Dind

Recently, I need to upgrade docker version in gitlab runner and I get some exposure to the dind or docker-in-docker service.

build_some_thing:
  tags:
    - docker
  stage: build
  services:
    - docker:18.09-dind
  image: docker:18.09
  variables:
    DOCKER_HOST: tcp://docker:2375
    DOCKER_DRIVER: overlay2
    DOCKER_CERTS: ""
  script:
    - apk add bash
    - bash -e echo "this is an example"
  artifacts:
    expire_in: 1 day
    paths:
      - target/

From gitlab-ci.yml reference, services is a list of docker services that are linked with a base image of specified image. What does this mean?

Base image is from image keyword, which runs the CI jobs. services are other running docker containers that can be reached (linked) by the network. For example, the dind (docker-in-docker) services can be reached by what’s set in DOCKER_HOST, which is tcp://docker:2375, whose docker part is the service name for the dind service listed under services attribute, and it will be substituted with the dind service container’s IP address. The port 2375 is chosen to receive HTTP requests without TLS encryption. If HTTPS is needed, use port 2376.
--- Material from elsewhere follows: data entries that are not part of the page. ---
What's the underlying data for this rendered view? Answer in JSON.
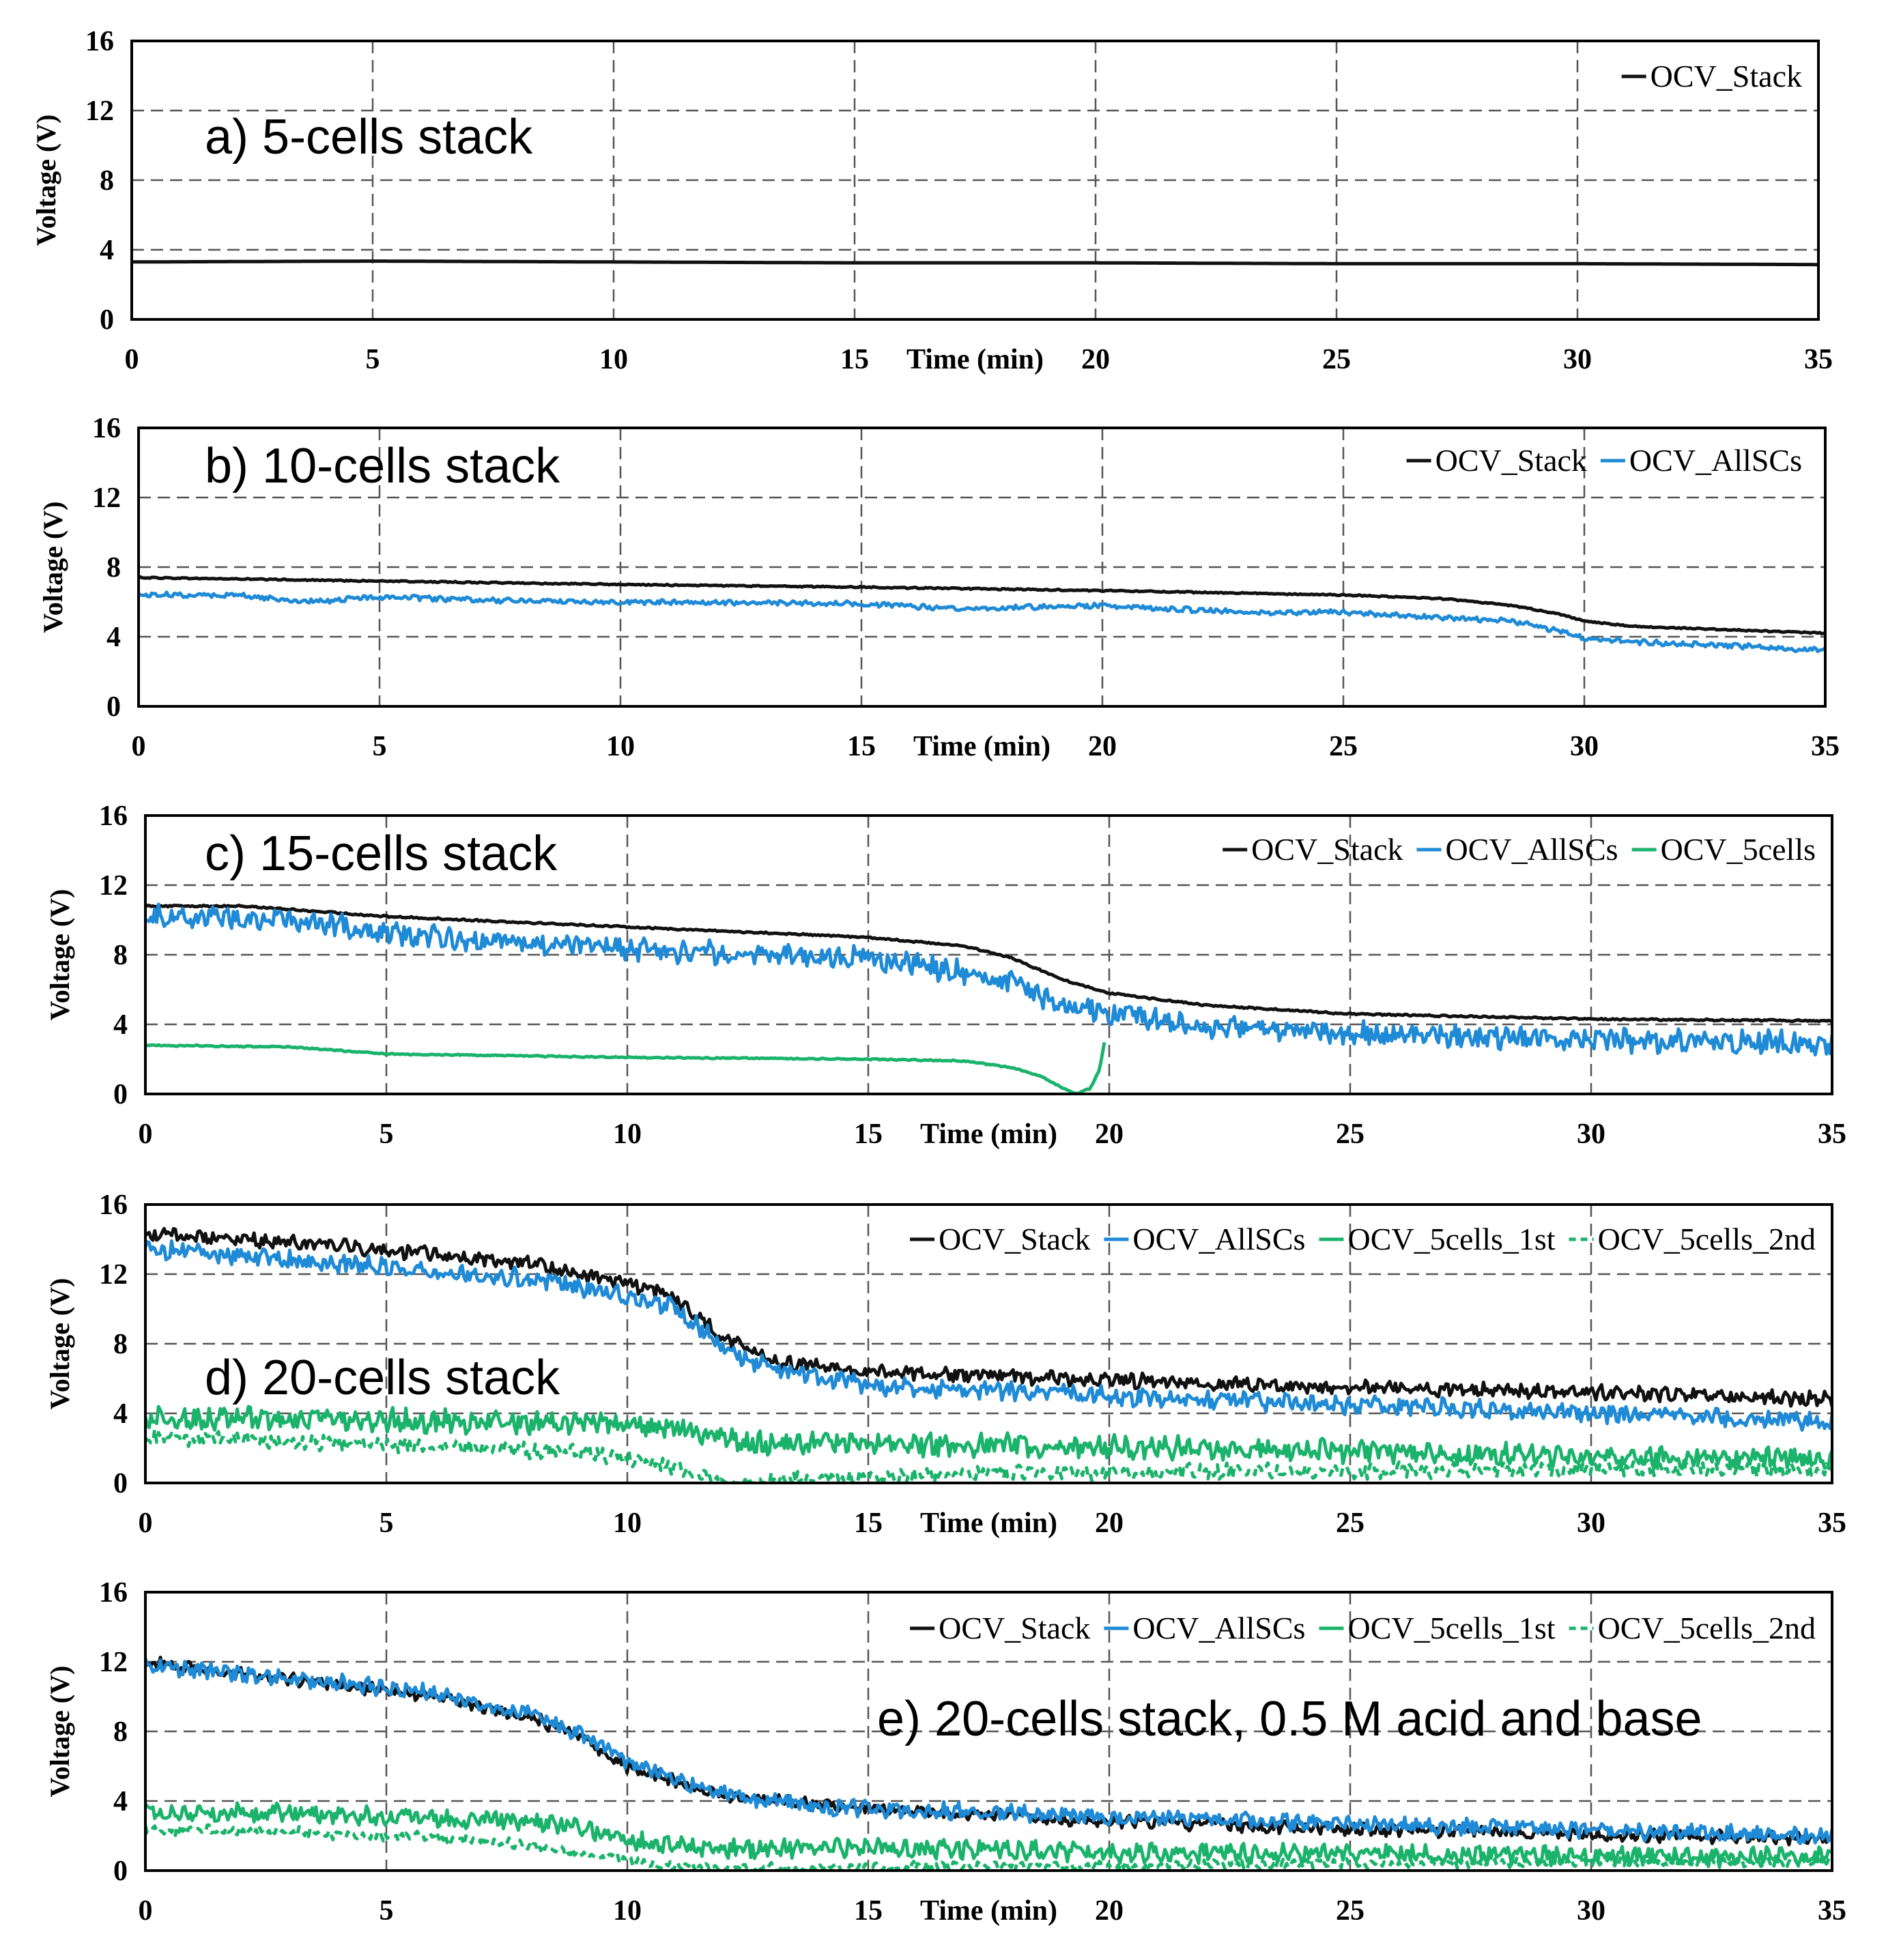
{
  "chart_data": [
    {
      "type": "line",
      "title": "a) 5-cells stack",
      "xlabel": "Time (min)",
      "ylabel": "Voltage (V)",
      "xlim": [
        0,
        35
      ],
      "ylim": [
        0,
        16
      ],
      "xticks": [
        "0",
        "5",
        "10",
        "15",
        "20",
        "25",
        "30",
        "35"
      ],
      "yticks": [
        "0",
        "4",
        "8",
        "12",
        "16"
      ],
      "grid": true,
      "legend_position": "top-right",
      "series": [
        {
          "name": "OCV_Stack",
          "color": "#111111",
          "dashed": false,
          "noise": 0,
          "x": [
            0,
            5,
            10,
            15,
            20,
            25,
            30,
            35
          ],
          "y": [
            3.3,
            3.35,
            3.3,
            3.25,
            3.25,
            3.2,
            3.2,
            3.15
          ]
        }
      ]
    },
    {
      "type": "line",
      "title": "b) 10-cells stack",
      "xlabel": "Time (min)",
      "ylabel": "Voltage (V)",
      "xlim": [
        0,
        35
      ],
      "ylim": [
        0,
        16
      ],
      "xticks": [
        "0",
        "5",
        "10",
        "15",
        "20",
        "25",
        "30",
        "35"
      ],
      "yticks": [
        "0",
        "4",
        "8",
        "12",
        "16"
      ],
      "grid": true,
      "legend_position": "top-right",
      "series": [
        {
          "name": "OCV_Stack",
          "color": "#111111",
          "dashed": false,
          "noise": 0.03,
          "x": [
            0,
            5,
            10,
            15,
            20,
            25,
            27,
            28.5,
            29.5,
            30,
            31,
            33,
            35
          ],
          "y": [
            7.4,
            7.2,
            7.0,
            6.85,
            6.65,
            6.4,
            6.2,
            5.8,
            5.3,
            4.9,
            4.6,
            4.4,
            4.2
          ]
        },
        {
          "name": "OCV_AllSCs",
          "color": "#1f8ad6",
          "dashed": false,
          "noise": 0.12,
          "x": [
            0,
            2,
            3.5,
            5,
            7,
            10,
            15,
            17,
            20,
            23,
            25,
            27,
            28.5,
            29.5,
            30,
            31,
            33,
            35
          ],
          "y": [
            6.4,
            6.4,
            6.0,
            6.3,
            6.1,
            6.0,
            5.9,
            5.6,
            5.8,
            5.4,
            5.4,
            5.1,
            4.9,
            4.3,
            3.9,
            3.7,
            3.5,
            3.2
          ]
        }
      ]
    },
    {
      "type": "line",
      "title": "c) 15-cells stack",
      "xlabel": "Time (min)",
      "ylabel": "Voltage (V)",
      "xlim": [
        0,
        35
      ],
      "ylim": [
        0,
        16
      ],
      "xticks": [
        "0",
        "5",
        "10",
        "15",
        "20",
        "25",
        "30",
        "35"
      ],
      "yticks": [
        "0",
        "4",
        "8",
        "12",
        "16"
      ],
      "grid": true,
      "legend_position": "top-right",
      "series": [
        {
          "name": "OCV_Stack",
          "color": "#111111",
          "dashed": false,
          "noise": 0.04,
          "x": [
            0,
            2,
            5,
            10,
            15,
            17,
            18,
            19,
            20,
            22,
            25,
            30,
            35
          ],
          "y": [
            10.8,
            10.8,
            10.2,
            9.6,
            9.0,
            8.5,
            7.8,
            6.6,
            5.8,
            5.1,
            4.6,
            4.3,
            4.2
          ]
        },
        {
          "name": "OCV_AllSCs",
          "color": "#1f8ad6",
          "dashed": false,
          "noise": 0.55,
          "x": [
            0,
            3,
            5,
            6,
            10,
            15,
            17,
            18,
            19,
            20,
            22,
            25,
            30,
            35
          ],
          "y": [
            10.3,
            10.0,
            9.3,
            9.0,
            8.3,
            7.8,
            7.0,
            6.3,
            5.2,
            4.6,
            3.9,
            3.5,
            3.1,
            2.9
          ]
        },
        {
          "name": "OCV_5cells",
          "color": "#1bb36b",
          "dashed": false,
          "noise": 0.03,
          "x": [
            0,
            3,
            5,
            10,
            15,
            17,
            18,
            18.6,
            19,
            19.3,
            19.6,
            19.8,
            19.9
          ],
          "y": [
            2.8,
            2.7,
            2.3,
            2.1,
            2.0,
            1.9,
            1.5,
            1.0,
            0.4,
            0.0,
            0.3,
            1.4,
            3.0
          ]
        }
      ]
    },
    {
      "type": "line",
      "title": "d) 20-cells stack",
      "xlabel": "Time (min)",
      "ylabel": "Voltage (V)",
      "xlim": [
        0,
        35
      ],
      "ylim": [
        0,
        16
      ],
      "xticks": [
        "0",
        "5",
        "10",
        "15",
        "20",
        "25",
        "30",
        "35"
      ],
      "yticks": [
        "0",
        "4",
        "8",
        "12",
        "16"
      ],
      "grid": true,
      "legend_position": "top-right",
      "series": [
        {
          "name": "OCV_Stack",
          "color": "#111111",
          "dashed": false,
          "noise": 0.35,
          "x": [
            0,
            2,
            5,
            8,
            10,
            11,
            12,
            13,
            15,
            20,
            25,
            30,
            35
          ],
          "y": [
            14.3,
            14.0,
            13.4,
            12.6,
            11.5,
            10.6,
            8.3,
            7.0,
            6.4,
            5.9,
            5.5,
            5.2,
            4.8
          ]
        },
        {
          "name": "OCV_AllSCs",
          "color": "#1f8ad6",
          "dashed": false,
          "noise": 0.45,
          "x": [
            0,
            2,
            5,
            8,
            10,
            11,
            12,
            13,
            15,
            20,
            25,
            30,
            35
          ],
          "y": [
            13.5,
            13.0,
            12.4,
            11.8,
            10.8,
            10.0,
            7.8,
            6.5,
            5.6,
            5.0,
            4.5,
            4.0,
            3.5
          ]
        },
        {
          "name": "OCV_5cells_1st",
          "color": "#1bb36b",
          "dashed": false,
          "noise": 0.55,
          "x": [
            0,
            5,
            10,
            11,
            11.8,
            12.3,
            15,
            20,
            25,
            30,
            35
          ],
          "y": [
            3.7,
            3.6,
            3.4,
            3.1,
            2.7,
            2.3,
            2.2,
            2.1,
            1.8,
            1.5,
            1.4
          ]
        },
        {
          "name": "OCV_5cells_2nd",
          "color": "#1bb36b",
          "dashed": true,
          "noise": 0.4,
          "x": [
            0,
            3,
            6,
            9,
            10,
            10.8,
            11.5,
            12,
            13,
            15,
            18,
            20,
            25,
            30,
            35
          ],
          "y": [
            2.6,
            2.4,
            2.1,
            1.8,
            1.5,
            1.0,
            0.4,
            0.05,
            0.1,
            0.3,
            0.6,
            0.6,
            0.7,
            0.8,
            0.8
          ]
        }
      ]
    },
    {
      "type": "line",
      "title": "e) 20-cells stack, 0.5 M acid and base",
      "xlabel": "Time (min)",
      "ylabel": "Voltage (V)",
      "xlim": [
        0,
        35
      ],
      "ylim": [
        0,
        16
      ],
      "xticks": [
        "0",
        "5",
        "10",
        "15",
        "20",
        "25",
        "30",
        "35"
      ],
      "yticks": [
        "0",
        "4",
        "8",
        "12",
        "16"
      ],
      "grid": true,
      "legend_position": "top-right",
      "series": [
        {
          "name": "OCV_Stack",
          "color": "#111111",
          "dashed": false,
          "noise": 0.3,
          "x": [
            0,
            2,
            4,
            6,
            8,
            9,
            10,
            11,
            12,
            14,
            16,
            18,
            20,
            25,
            30,
            35
          ],
          "y": [
            12.0,
            11.3,
            10.7,
            10.0,
            8.8,
            7.7,
            6.0,
            5.1,
            4.3,
            3.8,
            3.4,
            3.1,
            2.8,
            2.4,
            2.1,
            1.8
          ]
        },
        {
          "name": "OCV_AllSCs",
          "color": "#1f8ad6",
          "dashed": false,
          "noise": 0.4,
          "x": [
            0,
            2,
            4,
            6,
            8,
            9,
            10,
            11,
            12,
            14,
            16,
            18,
            20,
            25,
            30,
            35
          ],
          "y": [
            11.8,
            11.3,
            10.8,
            10.2,
            9.0,
            7.9,
            6.3,
            5.3,
            4.4,
            3.6,
            3.5,
            3.3,
            3.1,
            2.7,
            2.3,
            2.0
          ]
        },
        {
          "name": "OCV_5cells_1st",
          "color": "#1bb36b",
          "dashed": false,
          "noise": 0.45,
          "x": [
            0,
            3,
            6,
            8,
            9,
            10,
            11,
            12,
            14,
            16,
            18,
            20,
            25,
            30,
            35
          ],
          "y": [
            3.4,
            3.3,
            3.0,
            2.8,
            2.5,
            1.8,
            1.4,
            1.2,
            1.3,
            1.3,
            1.2,
            1.0,
            1.0,
            0.8,
            0.8
          ]
        },
        {
          "name": "OCV_5cells_2nd",
          "color": "#1bb36b",
          "dashed": true,
          "noise": 0.25,
          "x": [
            0,
            3,
            6,
            8,
            9,
            10,
            11,
            12,
            15,
            20,
            25,
            30,
            35
          ],
          "y": [
            2.4,
            2.2,
            1.9,
            1.5,
            1.0,
            0.6,
            0.3,
            0.1,
            0.2,
            0.3,
            0.4,
            0.5,
            0.5
          ]
        }
      ]
    }
  ]
}
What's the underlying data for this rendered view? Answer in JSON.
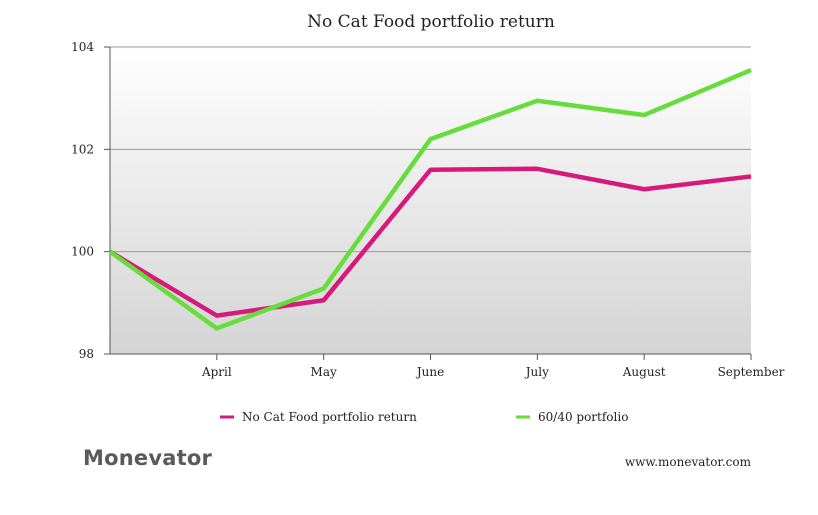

From gitlab dind reference, one benefit is that each CI job has its completely independent docker engine,

When using docker-in-docker, each job is in a clean environment without the past history. Concurrent jobs work fine because every build gets its instance of Docker engine so they won’t conflict with each other. But this also means that jobs can be slower because there’s no caching of layers.

In the base image container, when running docker command, it will use DOCKER_HOST and send requests to the dind service to execute the docker commands.

dind-and-base

As shown above, only gitlab runner has direct access (privileged access) to the docker daemon, dockerd in above graph, which is running in the host machine. Thus, this CI/CD container instance can issue docker commands to the host machine to spawn and control new containers.

For dind container C1, it can issue docker command to its own dockerd, e.g., docker build or docker image pull, without sharing the host dockerd. In other words, dind provides an isolated and clean docker execution environment. Therefore, C2 and C3 uses the docker build context from C1. Besides that, C2 or C3 cannot send any docker command to intervene C4, which can prevent insecure issues such as docker container stop $(docker ps -a).

The obvious drawback is the performance overhead caused by laying a virtualization on top of another virtualization.

Alternative: bind-mount

As it is mentioned here, this method can avoid nested docker in order to avoid some runtime overhead.

sudo gitlab-runner register -n \
  --url https://gitlab.com/ \
  --registration-token REGISTRATION_TOKEN \
  --executor docker \
  --description "My Docker Runner" \
  --docker-image "docker:19.03.8" \
  --docker-volumes /var/run/docker.sock:/var/run/docker.sock

The gitlab docker instance will shared the /var/run/docker.sock from host machine, which is the domain socket listened by docker daemon. What’s more, compared with dind approach, it doesn’t require the docker container to have privileged access to host docker engine. The runtime layout might look like below:

image-bind-mount

In above graph, the gitlab-runner instance can control other containers or CI/CD jobs through networks or by issuing requests to host docker daemon, e.g., docker container stop.

Notice that it’s using the Docker daemon of the Runner itself, and any containers spawned by Docker commands will be siblings of the Runner rather than children of the Runner.

All the newly spawn containers will have direct access to the host docker daemon so that they can invoke docker command within their container. The advantage is that it doesn’t introduce extra virtualization overhead.

However, it has some drawbacks, as it is mentioned by gitlab document:

  1. malicious user can know surrounding running containers: docker rm -f $(docker ps -a -q).

  2. jobs may create containers with name conflicts.

  3. volume sharing context not based on the container but the host.

As for CI/CD purposes, dind doesn’t have above drawbacks and it’s a better choice since job isolation is the most critical criteria for concurrent jobs to run.